Маргарита вдруг молитвенно сложила руки и прикрыла глаза:
– Девочка моя, я еще в своем уме. Хватит рассказывать мне сказки.
– Но это правда! Да что с тобой? Неважно себя чувствуешь?
– Улисса не было на похоронах твоего дедушки.
– Уверяю тебя – был. Он приехал продать родительский дом. Там я и ночевала.
– Улисс никогда бы не продал дом…
– Да говорю же тебе…
– Послушай, деточка, я не допытываюсь, с кем ты провела ночь, едва успев схоронить своего несчастного деда. Но вранье слушать не желаю! Если бы ты почаще приезжала сюда, если бы поменьше презирала людей, среди которых выросла, ты бы знала…
– Это несправедливо! У меня семья, работа, и живу я за тридевять земель! Но тот факт, что Улисс через столько лет узнал меня с первого взгляда, доказывает, что я по-прежнему здесь своя.
– А ты его тоже узнала?
– Ну… внешне он очень изменился, но когда мы разговорились, я поняла, что он остался прежним.
– Господи, твоя воля!.. – Маргарита встала, не допив кофе. Взмахом руки она дала понять, что разговор окончен. – Я собираюсь на кладбище. Проверить, все ли в порядке. Ты со мной?
Элиза намеревалась сесть на одиннадцатичасовой поезд, но не могла же она уехать, не помирившись с бабушкой.
Машину они оставили на том же месте, что и накануне. Ветер стих, потеплело. Земля была усыпана лепестками, напоминая о прощании с Дружочком, великим садовником.
– Надеюсь, они уже установили памятник. В этой яме еще хватит места. Для меня. Я их попросила сделать надпись так, чтобы можно было добавить и мое имя.
Не доходя до дедушкиной могилы, Маргарита вдруг свернула.
– Нам не сюда, – окликнула ее Элиза.
– Знаю. Идем, я тебе кое-что покажу.
В детстве бабушка иногда водила Элизу на кладбище. В каждой могиле обитал либо друг, либо знакомый, либо родственник, близкий или дальний. Маргарита знакомила внучку с усопшими.
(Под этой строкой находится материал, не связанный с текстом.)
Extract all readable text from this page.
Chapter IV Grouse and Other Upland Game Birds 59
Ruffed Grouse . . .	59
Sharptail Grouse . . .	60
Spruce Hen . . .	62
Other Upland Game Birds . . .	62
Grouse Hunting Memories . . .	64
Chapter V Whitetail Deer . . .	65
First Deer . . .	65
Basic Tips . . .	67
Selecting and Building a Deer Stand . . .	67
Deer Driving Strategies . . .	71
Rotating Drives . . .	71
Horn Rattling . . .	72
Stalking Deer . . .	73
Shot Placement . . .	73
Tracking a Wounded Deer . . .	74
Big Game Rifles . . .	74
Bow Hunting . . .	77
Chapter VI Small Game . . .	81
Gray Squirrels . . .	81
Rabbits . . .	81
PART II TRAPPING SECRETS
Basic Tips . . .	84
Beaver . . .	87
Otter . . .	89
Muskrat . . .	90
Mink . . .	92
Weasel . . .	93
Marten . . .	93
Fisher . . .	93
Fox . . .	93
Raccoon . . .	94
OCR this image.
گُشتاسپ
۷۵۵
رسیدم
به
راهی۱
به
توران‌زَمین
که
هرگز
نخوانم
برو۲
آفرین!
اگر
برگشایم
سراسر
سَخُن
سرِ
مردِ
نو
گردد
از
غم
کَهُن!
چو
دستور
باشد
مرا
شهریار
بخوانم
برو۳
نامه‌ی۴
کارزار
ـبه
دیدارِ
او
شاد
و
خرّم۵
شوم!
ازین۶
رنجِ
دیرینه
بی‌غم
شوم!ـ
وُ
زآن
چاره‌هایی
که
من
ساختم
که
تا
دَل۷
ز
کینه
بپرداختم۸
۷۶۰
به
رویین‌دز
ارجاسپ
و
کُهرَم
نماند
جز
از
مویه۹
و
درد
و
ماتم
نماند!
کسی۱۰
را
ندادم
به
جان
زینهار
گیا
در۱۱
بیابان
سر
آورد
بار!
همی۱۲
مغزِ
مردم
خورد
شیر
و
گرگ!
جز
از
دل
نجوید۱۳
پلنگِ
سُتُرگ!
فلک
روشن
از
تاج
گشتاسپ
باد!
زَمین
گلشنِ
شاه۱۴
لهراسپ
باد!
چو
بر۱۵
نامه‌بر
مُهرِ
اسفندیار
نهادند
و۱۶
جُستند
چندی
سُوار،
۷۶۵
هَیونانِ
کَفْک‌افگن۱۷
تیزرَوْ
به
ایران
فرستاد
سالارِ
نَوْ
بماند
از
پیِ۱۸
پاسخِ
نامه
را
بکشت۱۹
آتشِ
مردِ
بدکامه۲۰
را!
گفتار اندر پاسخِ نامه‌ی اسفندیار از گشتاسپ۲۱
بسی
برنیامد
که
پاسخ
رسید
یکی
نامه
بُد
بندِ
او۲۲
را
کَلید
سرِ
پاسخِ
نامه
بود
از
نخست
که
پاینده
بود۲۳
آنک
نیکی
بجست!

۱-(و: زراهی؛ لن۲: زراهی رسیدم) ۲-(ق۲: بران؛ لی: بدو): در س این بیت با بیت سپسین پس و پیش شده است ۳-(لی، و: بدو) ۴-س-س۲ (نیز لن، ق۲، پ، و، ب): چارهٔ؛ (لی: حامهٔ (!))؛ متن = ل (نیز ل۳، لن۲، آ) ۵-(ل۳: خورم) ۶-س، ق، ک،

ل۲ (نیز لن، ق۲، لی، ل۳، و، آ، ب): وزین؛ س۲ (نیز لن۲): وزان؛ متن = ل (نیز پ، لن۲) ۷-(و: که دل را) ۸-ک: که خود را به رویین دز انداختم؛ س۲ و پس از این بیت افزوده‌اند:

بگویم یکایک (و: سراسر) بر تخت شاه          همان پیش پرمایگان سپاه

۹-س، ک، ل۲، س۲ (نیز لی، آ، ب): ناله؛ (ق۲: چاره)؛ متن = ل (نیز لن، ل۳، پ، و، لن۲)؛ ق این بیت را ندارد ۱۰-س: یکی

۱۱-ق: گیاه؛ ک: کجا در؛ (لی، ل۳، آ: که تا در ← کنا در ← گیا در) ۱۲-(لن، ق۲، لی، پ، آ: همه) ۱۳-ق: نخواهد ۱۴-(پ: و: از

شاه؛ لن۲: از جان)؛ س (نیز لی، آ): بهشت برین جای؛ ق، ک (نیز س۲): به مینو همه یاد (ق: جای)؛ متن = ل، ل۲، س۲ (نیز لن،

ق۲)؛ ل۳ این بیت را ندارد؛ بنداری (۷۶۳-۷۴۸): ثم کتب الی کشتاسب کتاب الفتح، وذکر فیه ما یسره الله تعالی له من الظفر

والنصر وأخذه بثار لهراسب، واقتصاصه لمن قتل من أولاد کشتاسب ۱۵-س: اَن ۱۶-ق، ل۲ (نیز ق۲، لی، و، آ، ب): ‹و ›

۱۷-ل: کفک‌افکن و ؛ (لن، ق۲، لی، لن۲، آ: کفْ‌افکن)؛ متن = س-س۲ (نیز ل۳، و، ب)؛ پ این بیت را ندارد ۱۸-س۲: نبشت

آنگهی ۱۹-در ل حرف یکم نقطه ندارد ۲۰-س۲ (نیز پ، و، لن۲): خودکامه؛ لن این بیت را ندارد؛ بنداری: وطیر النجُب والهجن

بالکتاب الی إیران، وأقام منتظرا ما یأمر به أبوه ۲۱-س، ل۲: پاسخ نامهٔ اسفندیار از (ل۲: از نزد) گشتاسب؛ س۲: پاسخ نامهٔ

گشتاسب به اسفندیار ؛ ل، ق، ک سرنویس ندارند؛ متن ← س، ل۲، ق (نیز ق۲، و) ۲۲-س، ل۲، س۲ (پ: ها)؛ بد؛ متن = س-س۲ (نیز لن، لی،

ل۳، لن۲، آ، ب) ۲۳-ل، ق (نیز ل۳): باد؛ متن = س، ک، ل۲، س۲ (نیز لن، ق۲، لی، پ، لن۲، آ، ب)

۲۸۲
– Кузина Жюли, – бормотала она. – А здесь лежат мои родители, ну, ты знаешь. Я хотела похоронить ребенка с ними, но Дружочек воспротивился. Теперь мой малютка уже не один…
Возле скромного надгробия из розового мрамора она остановилась и взяла Элизу за руку.
– Вот! Это здесь.
– Ты о чем? – спросила Элиза. – Кто?..
И осеклась, увидев бисерную надпись на памятнике.
– Не может быть!
– Да, милая. Погиб в автомобильной катастрофе девять месяцев назад. Бедный Улисс! Скончался, не приходя в сознание. За рулем был его брат, Виргилий.
– Почему ты мне ничего не говорила?
– В ту пору дедушку уже забрали в больницу, у меня было столько хлопот, что из головы выскочило. А Виргилий тебе разве не рассказал?
– Какой Виргилий? Я не видела его сто лет и вряд ли даже узнаю.
– Перестань! Я еще не совсем ослепла. Вчера у Франсины ты только с ним и болтала.
Маргарита погладила нагретый солнцем мрамор.
– Мерзавец он, этот Виргилий. А вот Улисс совсем другое дело… Ты была бы от него в восторге. И почему лучшие всегда уходят первыми?